A JUDICIALIZAÇÃO DAS POLITICAS PÚBLICAS DE SAÚDE E O ESTADO DEMOCRÁTICO

Rogério Tadeu Romano

 

A atual Constituição chilena remonta a 1980 e, embora alterada várias vezes, é criticada por ser uma herança do regime militar de Augusto Pinochet e por dar um papel residual ao Estado na prestação de serviços básicos, o que é justamente um dos motivos dos protestos que começaram em 18 de outubro de 2019 e se estenderam até março de 2020, em um movimento que passou a ser conhecido como estallido social (ou estouro social, em tradução literal).

Esse modelo ditatorial chileno, expresso numa Constituição, não prevê que saúde, educação e previdência — os três pilares das reivindicações dos manifestantes — sejam atribuições do setor privado, "mas estabelece princípios que limitam a ação do Estado e promovem a atividade privada",

Desde o fim de 2019, o Chile tem vivido um estado de tensão social grave com manifestações ao redor de todo o país pedindo o fim do neoliberalismo, uma nova constituição, a derrubada do presidente Sebastián Piñera e diversas outras pautas.

Em razão disso, a sociedade chilena, por larga maioria, resolveu por revogar a Constituição que lhe fora dada por um governo ditatorial.

O povo chileno entendeu que deveria destruir o velho patriarcado e lutar por maior participação.

O voto popular também teve como propósito definir o mecanismo a partir do qual a nova Constituição será redigida, ou seja, através de uma convenção constitucional composta por 155 membros que serão eleitos por votação direta em 11 de abril de 2021.

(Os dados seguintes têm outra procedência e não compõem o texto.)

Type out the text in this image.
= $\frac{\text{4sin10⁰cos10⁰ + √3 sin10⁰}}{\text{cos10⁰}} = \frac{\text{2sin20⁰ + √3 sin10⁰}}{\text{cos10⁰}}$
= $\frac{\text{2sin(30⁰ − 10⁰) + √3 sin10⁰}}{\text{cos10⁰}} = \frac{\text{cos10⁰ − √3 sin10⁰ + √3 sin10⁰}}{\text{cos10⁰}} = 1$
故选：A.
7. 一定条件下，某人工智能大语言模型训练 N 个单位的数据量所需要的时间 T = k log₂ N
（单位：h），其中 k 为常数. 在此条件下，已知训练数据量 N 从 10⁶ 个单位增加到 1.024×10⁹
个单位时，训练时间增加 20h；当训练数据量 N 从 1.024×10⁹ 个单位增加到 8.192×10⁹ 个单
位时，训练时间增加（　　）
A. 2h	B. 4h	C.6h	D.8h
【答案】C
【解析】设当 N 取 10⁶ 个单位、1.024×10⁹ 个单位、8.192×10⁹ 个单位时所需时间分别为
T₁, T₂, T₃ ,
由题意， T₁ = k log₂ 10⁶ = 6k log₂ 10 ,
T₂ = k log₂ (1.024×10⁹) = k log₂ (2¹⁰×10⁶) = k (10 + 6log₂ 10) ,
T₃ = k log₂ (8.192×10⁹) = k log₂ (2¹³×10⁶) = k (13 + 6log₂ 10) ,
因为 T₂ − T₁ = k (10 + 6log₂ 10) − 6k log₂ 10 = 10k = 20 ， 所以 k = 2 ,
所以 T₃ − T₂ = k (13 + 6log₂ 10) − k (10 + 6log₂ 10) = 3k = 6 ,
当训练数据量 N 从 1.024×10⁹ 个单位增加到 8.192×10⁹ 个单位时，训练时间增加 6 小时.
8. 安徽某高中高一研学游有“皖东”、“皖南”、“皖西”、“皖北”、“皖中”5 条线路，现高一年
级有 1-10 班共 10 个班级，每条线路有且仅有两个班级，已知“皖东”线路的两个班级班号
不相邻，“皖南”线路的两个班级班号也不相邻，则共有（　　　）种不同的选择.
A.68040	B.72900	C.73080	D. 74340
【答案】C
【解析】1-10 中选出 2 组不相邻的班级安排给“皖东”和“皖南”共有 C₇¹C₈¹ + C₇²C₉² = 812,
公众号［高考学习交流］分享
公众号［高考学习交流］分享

Para uma boa parte dos cidadãos e das elites políticas, a Constituição de 1980 naquele país havia se tornado uma verdadeira pedra no sapato, tanto simbolicamente quanto instrumentalmente.

Simbolicamente, a Constituição atual foi escrita em meio a uma ditadura e sem a participação dos cidadãos.

A Constituição de Pinochet é hierárquica e desvincula a cidadania do poder político porque não inclui mecanismos de participação. 

Essa Constituição chilena era um consórcio instituído entre o capitalista liberal e um Estado forte, com as forças armadas como braço armado daquela forma de opção econômica, sob o respeito da classe média chilena que nela confiava.

Em 1988, o Brasil rumou para um caminho democrático ao ver promulgada a sua Constituição-cidadã.

No Brasil, o quadro instituído pela Constituição de 1988 era diverso a tal ponto a permitir a chamada judicialização dos deveres estatais quanto aos compromissos ali contidos voltados a pretensões contra o Estado para a efetivação de direitos sociais.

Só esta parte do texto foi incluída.